Occasionnellement, il m'arrive encore de regarder la télévision : on l'a bannie de chez nous, mais elle est toujours là chez les parents, les amis... Avant-hier soir au détour d'un "Soir 3", un journal TV tout de même un peu moins bête que celui de TF1, force est de constater que le service public est loin d'assurer sa tâche d'explication et de discussion critique !

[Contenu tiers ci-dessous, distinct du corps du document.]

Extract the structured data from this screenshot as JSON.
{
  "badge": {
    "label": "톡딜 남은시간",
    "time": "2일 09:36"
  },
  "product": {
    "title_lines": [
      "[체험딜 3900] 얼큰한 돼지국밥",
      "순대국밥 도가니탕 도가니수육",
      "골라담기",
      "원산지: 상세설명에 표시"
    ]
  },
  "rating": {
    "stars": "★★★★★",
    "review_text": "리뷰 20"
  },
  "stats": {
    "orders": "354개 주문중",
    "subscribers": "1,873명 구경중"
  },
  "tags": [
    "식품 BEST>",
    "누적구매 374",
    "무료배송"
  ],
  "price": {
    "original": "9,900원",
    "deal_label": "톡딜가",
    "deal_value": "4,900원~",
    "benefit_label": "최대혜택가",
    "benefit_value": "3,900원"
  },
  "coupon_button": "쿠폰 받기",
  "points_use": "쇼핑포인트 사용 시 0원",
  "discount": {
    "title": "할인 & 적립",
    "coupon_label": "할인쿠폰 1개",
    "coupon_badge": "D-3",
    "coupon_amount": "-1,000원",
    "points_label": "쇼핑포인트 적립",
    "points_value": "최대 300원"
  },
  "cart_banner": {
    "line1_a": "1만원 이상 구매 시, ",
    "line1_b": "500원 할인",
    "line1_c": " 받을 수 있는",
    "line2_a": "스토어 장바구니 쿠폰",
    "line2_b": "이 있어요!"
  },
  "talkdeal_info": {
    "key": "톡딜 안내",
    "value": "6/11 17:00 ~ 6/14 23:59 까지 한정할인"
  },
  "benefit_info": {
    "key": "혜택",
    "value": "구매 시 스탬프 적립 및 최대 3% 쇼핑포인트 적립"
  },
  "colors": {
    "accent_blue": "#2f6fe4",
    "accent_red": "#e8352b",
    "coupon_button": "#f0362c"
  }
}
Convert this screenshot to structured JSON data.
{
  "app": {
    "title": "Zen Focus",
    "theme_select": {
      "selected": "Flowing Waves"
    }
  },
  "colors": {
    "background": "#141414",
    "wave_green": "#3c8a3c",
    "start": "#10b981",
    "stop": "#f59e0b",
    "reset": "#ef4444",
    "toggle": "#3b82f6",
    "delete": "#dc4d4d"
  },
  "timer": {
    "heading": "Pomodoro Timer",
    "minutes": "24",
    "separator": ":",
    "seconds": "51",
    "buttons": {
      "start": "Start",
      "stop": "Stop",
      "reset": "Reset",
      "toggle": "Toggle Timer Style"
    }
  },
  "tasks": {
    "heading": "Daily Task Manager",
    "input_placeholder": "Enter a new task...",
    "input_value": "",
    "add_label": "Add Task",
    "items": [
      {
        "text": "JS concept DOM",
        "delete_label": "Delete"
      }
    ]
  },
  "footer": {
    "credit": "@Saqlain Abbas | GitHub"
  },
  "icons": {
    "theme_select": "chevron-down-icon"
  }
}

On nous parle de la récente baisse phénoménale du chômage (-1,4%) avec, pour l'expliquer, l'exemple d'emplois-solidarités et autres CDD de 2 ans pour lesquels 90% du salaire de l'employé-jetable est payé par l'Etat. Sur cette base d'information, on pourrait rebondir et discuter de l'intérêt de telles mesures sur le long terme, du fait qu'un CDD de deux ans permet tout juste de faire arriver un certain nombre de chômeurs avec un emploi jusqu'en 2007 où se tiendra l'élection présidentielle... Leurs illusions sur l'impact de cette expérience professionnelle précaire sur leur nouvelle carrière peut suffire à faire pencher la balance en faveur de la majorité actuelle. Le Monolecte démontre efficacement que le taux de chômage est manipulé artificiellement par nos dirigeants.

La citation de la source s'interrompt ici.